Para preservar su poder en 2021 y mantener vivas sus aspiraciones de reelección en 2022, Bolsonaro está jugando con fuego. Los partidos que no lo apoyan y la sociedad civil deberían movilizarse ante la grave situación sanitaria y política actual, y evitar normalizar la participación del ejército o de la PM en la vida pública brasileña. Los gobiernos estatales y locales tienen, por su parte, que perderle miedo al presidente y establecer las medidas de distanciamiento social necesarias para evitar que la pandemia se desborde todavía más. En el frente económico, los gobernadores tienen la posibilidad de adoptar también medidas económicas contracíclicas, como ayudas de asistencia directa a la población, que permitan complementar el nuevo auxilio de emergencia a las personas más pobres y evitar que el hambre regrese a las calles.
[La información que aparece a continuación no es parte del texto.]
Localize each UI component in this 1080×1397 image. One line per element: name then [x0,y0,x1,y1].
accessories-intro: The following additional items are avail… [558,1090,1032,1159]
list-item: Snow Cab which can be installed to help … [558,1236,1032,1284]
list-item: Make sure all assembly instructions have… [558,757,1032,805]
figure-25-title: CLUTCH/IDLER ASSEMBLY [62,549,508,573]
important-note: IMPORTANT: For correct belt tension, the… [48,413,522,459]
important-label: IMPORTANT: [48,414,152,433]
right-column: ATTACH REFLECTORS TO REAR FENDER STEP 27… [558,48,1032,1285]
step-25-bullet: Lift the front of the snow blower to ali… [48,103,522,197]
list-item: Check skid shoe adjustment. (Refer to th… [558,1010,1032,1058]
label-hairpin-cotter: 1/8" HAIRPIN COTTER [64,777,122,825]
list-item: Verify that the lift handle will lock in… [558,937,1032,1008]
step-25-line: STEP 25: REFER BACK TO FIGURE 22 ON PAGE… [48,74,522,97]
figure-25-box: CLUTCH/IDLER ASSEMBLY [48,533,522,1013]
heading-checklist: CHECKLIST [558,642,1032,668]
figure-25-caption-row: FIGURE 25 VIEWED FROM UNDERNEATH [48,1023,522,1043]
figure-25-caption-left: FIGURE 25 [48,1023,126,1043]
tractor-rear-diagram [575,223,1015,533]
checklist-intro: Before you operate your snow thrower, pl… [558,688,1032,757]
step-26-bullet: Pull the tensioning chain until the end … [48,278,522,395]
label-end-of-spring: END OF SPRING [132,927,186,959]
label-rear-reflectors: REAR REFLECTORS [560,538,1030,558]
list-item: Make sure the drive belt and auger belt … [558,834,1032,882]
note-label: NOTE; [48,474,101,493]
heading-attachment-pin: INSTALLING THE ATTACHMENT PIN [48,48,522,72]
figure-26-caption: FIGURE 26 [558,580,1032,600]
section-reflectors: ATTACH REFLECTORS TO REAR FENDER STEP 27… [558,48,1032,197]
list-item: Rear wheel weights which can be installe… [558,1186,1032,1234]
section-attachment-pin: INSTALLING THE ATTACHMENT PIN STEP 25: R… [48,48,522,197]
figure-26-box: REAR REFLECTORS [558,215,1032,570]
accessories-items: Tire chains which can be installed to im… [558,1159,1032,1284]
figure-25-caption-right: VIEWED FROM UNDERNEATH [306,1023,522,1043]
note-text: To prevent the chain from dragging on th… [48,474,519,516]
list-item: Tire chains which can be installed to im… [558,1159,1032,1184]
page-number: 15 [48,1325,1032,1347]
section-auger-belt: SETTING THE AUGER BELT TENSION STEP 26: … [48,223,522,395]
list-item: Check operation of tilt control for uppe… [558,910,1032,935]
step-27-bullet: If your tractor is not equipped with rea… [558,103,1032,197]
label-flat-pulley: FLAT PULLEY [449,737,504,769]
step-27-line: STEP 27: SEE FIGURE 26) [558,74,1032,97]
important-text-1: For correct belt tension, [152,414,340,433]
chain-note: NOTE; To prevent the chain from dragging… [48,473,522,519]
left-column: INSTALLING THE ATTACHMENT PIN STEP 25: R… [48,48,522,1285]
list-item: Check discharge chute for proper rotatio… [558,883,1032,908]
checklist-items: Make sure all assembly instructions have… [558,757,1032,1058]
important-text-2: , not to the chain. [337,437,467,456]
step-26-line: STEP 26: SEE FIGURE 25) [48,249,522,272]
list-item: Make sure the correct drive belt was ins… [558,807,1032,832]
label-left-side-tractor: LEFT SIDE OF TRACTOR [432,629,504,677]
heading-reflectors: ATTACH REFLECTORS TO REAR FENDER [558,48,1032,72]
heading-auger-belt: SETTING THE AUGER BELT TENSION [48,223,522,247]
Finalmente, el expresidente Lula, quien ha conseguido capitalizar positivamente su regreso a la arena política, debería mantener su postura de apertura y de diálogo para ofrecer una salida política a la dramática situación del país. No es momento de pensar en una “tercera vía” entre Lula y Bolsonaro, sino de actuar para salvar vidas y evitar el deslizamiento hacia el autoritarismo de Brasil.
Gaspard Estrada es director ejecutivo del Observatorio Político de América Latina y el Caribe (OPALC) de Sciences Po, en París.